Carvalho Sofia, Santos Juliana Inês, Moreira Luciana, Gonçalves Mariana, David Hugo, Matos Liliana, Encarnação Marisa, Alves Sandra, Coutinho Maria Francisca
Research and Development Unit, Department of Human Genetics, National Institute of Health Doutor Ricardo Jorge, INSA I.P., Rua Alexandre Herculano, 321, 4000-055 Porto, Portugal.
Center for the Study of Animal Science-Instituto de Ciências, Tecnologias e Agroambiente da Universidade do Porto, CECA-ICETA, University of Porto, Praça Gomes Teixeira, Apartado 55142, 4051-401 Porto, Portugal.
Biomedicines. 2023 Apr 21;11(4):1234. doi: 10.3390/biomedicines11041234.

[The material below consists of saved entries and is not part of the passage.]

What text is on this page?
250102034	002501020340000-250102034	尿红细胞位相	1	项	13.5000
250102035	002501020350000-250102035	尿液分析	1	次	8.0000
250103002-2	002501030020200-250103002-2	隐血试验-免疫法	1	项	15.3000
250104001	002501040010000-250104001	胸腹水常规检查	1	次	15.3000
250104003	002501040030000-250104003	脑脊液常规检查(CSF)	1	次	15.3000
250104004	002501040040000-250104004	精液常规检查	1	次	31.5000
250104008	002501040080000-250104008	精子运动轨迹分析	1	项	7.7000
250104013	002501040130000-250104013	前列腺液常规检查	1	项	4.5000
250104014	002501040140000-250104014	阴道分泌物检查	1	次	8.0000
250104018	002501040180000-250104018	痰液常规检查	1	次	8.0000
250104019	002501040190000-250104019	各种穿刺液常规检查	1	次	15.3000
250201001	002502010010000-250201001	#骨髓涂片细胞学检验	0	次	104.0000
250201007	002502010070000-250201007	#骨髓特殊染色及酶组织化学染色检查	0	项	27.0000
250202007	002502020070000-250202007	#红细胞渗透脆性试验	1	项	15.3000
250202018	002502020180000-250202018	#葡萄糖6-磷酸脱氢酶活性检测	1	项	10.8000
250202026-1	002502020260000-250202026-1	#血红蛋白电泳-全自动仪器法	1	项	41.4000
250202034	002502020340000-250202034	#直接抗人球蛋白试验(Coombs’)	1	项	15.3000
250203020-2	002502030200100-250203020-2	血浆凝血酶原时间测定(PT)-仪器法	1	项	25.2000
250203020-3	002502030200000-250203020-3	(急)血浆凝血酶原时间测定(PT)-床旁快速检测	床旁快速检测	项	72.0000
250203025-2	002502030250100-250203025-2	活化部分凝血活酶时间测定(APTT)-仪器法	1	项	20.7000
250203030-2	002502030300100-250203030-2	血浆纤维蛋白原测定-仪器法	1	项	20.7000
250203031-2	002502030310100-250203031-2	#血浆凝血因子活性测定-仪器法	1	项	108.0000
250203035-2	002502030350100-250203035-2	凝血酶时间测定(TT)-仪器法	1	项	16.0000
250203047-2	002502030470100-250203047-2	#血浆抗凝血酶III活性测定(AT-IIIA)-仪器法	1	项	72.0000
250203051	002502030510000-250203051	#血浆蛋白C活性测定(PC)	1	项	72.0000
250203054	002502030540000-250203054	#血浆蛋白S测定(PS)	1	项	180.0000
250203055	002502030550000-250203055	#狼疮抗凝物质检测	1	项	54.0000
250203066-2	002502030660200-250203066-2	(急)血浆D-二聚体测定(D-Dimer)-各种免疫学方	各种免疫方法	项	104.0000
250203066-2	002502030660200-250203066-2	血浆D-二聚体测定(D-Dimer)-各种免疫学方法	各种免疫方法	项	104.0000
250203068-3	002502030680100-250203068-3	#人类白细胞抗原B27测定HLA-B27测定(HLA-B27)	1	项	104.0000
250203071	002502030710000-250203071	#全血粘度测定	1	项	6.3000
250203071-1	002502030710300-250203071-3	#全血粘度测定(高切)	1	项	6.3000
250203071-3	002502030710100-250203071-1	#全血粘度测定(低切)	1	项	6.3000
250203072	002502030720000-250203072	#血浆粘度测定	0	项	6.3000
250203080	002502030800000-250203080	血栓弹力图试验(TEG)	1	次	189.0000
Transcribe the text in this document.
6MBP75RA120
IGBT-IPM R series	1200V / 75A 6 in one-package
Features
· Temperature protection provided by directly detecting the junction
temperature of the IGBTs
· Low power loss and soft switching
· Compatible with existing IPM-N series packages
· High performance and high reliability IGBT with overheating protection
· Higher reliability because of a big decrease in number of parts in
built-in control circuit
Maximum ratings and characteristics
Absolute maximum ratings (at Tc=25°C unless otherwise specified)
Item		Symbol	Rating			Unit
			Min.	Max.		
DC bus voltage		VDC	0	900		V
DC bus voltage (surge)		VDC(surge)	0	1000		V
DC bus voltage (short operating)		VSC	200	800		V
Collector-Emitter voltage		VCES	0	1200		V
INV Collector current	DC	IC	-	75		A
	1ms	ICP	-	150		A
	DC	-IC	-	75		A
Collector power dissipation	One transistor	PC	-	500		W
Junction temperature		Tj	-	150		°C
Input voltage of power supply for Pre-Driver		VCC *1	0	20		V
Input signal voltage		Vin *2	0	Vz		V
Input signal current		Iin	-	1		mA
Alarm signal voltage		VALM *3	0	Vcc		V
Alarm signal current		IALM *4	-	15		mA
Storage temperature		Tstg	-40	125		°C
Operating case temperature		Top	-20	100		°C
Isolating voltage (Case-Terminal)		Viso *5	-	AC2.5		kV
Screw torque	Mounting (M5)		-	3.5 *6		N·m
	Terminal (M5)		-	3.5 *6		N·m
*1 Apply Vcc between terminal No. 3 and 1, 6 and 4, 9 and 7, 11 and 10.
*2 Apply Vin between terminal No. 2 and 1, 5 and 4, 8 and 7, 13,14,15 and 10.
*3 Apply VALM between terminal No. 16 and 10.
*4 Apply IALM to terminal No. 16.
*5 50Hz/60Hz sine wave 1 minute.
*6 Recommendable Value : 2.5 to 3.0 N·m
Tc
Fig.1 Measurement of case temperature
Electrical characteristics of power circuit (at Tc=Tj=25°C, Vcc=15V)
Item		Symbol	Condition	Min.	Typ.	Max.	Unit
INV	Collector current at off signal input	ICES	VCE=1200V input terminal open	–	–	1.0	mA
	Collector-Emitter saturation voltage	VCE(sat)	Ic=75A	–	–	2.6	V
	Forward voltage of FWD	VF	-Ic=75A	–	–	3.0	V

Despite extensive research, the links between the accumulation of glycosaminoglycans (GAGs) and the clinical features seen in patients suffering from various forms of mucopolysaccharidoses (MPSs) have yet to be further elucidated. This is particularly true for the neuropathology of these disorders; the neurological symptoms are currently incurable, even in the cases where a disease-specific therapeutic approach does exist. One of the best ways to get insights on the molecular mechanisms driving that pathogenesis is the analysis of patient-derived cells. Yet, not every patient-derived cell recapitulates relevant disease features. For the neuronopathic forms of MPSs, for example, this is particularly evident because of the obvious inability to access live neurons. This scenario changed significantly with the advent of induced pluripotent stem cell (iPSC) technologies. From then on, a series of differentiation protocols to generate neurons from iPSC was developed and extensively used for disease modeling. Currently, human iPSC and iPSC-derived cell models have been generated for several MPSs and numerous lessons were learnt from their analysis. Here we review most of those studies, not only listing the currently available MPS iPSC lines and their derived models, but also summarizing how they were generated and the major information different groups have gathered from their analyses. Finally, and taking into account that iPSC generation is a laborious/expensive protocol that holds significant limitations, we also hypothesize on a tempting alternative to establish MPS patient-derived neuronal cells in a much more expedite way, by taking advantage of the existence of a population of multipotent stem cells in human dental pulp to establish mixed neuronal and glial cultures.
尽管进行了广泛的研究,但糖胺聚糖(GAGs)的积累与患有各种形式黏多糖贮积症(MPSs)的患者所表现出的临床特征之间的联系仍有待进一步阐明。对于这些疾病的神经病理学来说尤其如此;目前,即使在存在针对特定疾病的治疗方法的情况下,神经症状仍然无法治愈。了解驱动该发病机制的分子机制的最佳方法之一是分析患者来源的细胞。然而,并非每个患者来源的细胞都能重现相关的疾病特征。例如,对于神经元病变形式的MPSs,由于明显无法获取活神经元,这一点尤为明显。随着诱导多能干细胞(iPSC)技术的出现,这种情况发生了显著变化。从那时起,一系列从iPSC生成神经元的分化方案被开发出来,并广泛用于疾病建模。目前,已经为几种MPSs生成了人类iPSC和iPSC衍生的细胞模型,并从对它们的分析中学到了很多经验教训。在这里,我们回顾了大多数这些研究,不仅列出了目前可用的MPS iPSC系及其衍生模型,还总结了它们是如何生成的,以及不同研究小组从分析中收集到的主要信息。最后,考虑到iPSC生成是一个费力/昂贵的方案,并且存在重大局限性,我们还设想了一种诱人的替代方法,即利用人类牙髓中多能干细胞群体的存在来建立混合神经元和神经胶质细胞培养物,以更快速的方式建立MPS患者来源的神经元细胞。